陸黔狠狠甩開他手,道:“甚麼叫算了?你說是我認錯人麼?那不是你親口信誓旦旦跟我包管的?莫非你也成了牆頭草?”又轉向福親王,道:“王爺,我奉告你,那程嘉華,也就是你視為寶貝好兒子的上官耀華,他是陳家的獨一遺孤。有關他家裡的事,眾口相傳,他也大抵都傳聞了,曉得複仇的工具該是朝廷。他此次做你的義子,恰是為著混入皇宮,好乘機報仇。這結果麼,不過乎就是兩個。其一是他起首拿你開刀,你正渾渾噩噩著,不知怎地,就被你的好兒子剖開了肚子。其二麼,就是他還算有知己,放過了你,直接去刺殺皇上。不管萬歲爺有冇有個好歹,這刺客畢竟都是你引進宮來的,而你又向來是位高權重,功高蓋主,不需費甚麼周折,就能給你安上一個圖謀不軌的罪名,依大清律法嚴辦。另有麼,你曉得這小牲口是冇甚麼知己的,說不定臨死也要拉上個墊背的,乾脆就說滿是你一手教唆他乾的。當時你不想謀反,也變成想謀反了。福親王,你如果還讓這義子留在你身邊,我現在說的假定,在不久的將來,都會一一成真。王爺是大富大貴之人,出息高遠,真有需求為了他冒這份險?”

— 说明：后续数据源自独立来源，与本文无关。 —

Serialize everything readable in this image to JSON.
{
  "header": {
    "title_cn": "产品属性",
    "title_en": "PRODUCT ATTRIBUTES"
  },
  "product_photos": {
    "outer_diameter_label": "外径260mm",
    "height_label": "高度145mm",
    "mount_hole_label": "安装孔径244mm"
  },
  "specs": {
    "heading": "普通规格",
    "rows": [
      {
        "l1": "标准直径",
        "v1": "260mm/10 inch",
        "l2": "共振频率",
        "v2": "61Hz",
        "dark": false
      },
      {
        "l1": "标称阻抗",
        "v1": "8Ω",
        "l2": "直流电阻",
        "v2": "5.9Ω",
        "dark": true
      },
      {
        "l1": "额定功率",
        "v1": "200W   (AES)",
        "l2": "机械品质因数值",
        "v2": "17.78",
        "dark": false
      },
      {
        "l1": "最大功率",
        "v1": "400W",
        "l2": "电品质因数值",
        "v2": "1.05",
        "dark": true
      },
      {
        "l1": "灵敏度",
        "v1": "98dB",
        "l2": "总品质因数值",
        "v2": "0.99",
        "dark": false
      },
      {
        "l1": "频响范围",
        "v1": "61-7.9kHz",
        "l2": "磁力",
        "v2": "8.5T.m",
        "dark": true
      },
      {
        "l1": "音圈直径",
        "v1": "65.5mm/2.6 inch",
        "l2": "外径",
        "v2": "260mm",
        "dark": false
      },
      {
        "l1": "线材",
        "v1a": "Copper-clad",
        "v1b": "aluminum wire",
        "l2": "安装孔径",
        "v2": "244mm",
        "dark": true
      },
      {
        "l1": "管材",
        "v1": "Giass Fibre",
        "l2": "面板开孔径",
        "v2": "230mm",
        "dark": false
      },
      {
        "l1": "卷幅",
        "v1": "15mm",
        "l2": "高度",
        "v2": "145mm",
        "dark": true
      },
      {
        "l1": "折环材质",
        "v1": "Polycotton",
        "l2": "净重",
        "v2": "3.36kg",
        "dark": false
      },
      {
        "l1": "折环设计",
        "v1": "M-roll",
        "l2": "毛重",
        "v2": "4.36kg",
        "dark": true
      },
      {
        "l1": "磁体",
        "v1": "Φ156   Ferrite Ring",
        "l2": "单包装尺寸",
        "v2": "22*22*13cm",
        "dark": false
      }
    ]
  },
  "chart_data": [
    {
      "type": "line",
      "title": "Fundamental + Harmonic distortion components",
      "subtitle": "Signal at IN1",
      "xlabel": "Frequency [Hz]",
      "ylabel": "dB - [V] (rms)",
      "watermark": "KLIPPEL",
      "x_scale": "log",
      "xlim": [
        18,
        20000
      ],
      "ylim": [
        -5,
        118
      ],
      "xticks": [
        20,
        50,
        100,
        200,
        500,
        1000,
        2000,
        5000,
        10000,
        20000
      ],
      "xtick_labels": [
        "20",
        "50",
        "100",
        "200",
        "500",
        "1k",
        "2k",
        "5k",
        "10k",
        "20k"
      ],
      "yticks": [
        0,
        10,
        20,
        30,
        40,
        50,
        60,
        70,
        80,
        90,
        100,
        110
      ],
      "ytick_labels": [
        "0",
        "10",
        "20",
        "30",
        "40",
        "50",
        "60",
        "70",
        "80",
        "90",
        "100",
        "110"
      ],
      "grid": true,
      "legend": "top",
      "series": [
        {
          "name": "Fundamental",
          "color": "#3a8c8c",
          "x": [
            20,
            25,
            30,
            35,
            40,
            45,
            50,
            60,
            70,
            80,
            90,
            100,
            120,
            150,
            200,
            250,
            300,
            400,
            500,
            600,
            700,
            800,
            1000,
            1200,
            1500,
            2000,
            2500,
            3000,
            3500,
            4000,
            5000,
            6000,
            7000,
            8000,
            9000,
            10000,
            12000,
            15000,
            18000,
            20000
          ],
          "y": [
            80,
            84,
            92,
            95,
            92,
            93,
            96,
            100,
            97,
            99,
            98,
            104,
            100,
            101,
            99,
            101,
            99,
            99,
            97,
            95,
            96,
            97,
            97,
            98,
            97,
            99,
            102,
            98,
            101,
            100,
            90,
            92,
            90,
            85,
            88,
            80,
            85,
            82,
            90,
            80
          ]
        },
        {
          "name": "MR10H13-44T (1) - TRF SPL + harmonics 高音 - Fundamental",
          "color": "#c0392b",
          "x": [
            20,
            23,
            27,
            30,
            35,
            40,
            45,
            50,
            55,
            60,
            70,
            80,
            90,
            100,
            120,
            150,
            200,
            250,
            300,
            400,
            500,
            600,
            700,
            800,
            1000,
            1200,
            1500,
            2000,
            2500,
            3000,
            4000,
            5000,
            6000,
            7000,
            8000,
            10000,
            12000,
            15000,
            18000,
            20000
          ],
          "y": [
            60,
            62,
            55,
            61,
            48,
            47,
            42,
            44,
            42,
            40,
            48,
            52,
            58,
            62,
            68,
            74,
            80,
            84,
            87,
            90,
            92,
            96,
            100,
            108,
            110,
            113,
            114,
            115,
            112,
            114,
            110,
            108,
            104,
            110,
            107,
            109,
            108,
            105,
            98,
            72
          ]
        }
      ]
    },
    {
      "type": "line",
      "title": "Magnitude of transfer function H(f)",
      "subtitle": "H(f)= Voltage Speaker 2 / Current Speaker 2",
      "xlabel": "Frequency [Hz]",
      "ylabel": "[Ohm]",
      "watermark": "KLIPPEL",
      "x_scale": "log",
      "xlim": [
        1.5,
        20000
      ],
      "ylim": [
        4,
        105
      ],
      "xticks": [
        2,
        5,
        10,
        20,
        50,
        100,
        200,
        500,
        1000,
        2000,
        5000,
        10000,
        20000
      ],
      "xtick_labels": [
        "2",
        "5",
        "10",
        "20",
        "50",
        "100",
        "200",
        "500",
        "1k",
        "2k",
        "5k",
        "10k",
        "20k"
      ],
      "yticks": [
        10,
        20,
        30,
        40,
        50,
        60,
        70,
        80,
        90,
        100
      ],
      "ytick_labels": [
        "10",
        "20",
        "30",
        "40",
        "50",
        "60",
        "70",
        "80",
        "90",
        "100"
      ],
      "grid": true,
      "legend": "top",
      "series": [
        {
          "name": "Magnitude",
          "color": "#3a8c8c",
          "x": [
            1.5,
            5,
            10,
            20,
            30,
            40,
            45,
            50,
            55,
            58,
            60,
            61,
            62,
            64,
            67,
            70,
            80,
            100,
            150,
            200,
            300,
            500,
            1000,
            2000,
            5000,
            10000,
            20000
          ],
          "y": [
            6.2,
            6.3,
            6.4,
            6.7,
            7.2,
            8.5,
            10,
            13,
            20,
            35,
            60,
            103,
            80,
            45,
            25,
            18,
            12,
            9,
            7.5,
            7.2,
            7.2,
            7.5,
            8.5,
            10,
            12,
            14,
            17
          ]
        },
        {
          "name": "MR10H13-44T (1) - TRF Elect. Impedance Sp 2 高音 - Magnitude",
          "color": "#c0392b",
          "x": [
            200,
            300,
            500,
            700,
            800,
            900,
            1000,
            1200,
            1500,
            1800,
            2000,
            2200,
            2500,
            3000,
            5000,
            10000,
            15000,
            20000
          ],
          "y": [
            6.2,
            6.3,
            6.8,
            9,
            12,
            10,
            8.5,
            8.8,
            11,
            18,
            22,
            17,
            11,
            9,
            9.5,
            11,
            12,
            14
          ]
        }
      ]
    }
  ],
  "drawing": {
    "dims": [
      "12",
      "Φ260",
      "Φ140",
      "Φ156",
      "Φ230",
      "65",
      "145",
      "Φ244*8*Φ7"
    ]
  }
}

正自左思右想,劈麵俄然走來一名官員,定睛一看,可不是湯長途?隻見他走到李亦傑麵前,道:“李大哥,小弟有兩句話,要跟您談談。可否遲誤您一點兒時候?”
陸黔餘怒未息,等他背影遠遠不見,才道:“要講證據是麼?好好的王爺不做,卻要去假扮包彼蒼?好啊,那我就給他找點證據出來。看他剛纔那一副趾高氣揚的模樣,我就來氣,到時證據確實,再看他如何替那小子狡賴?”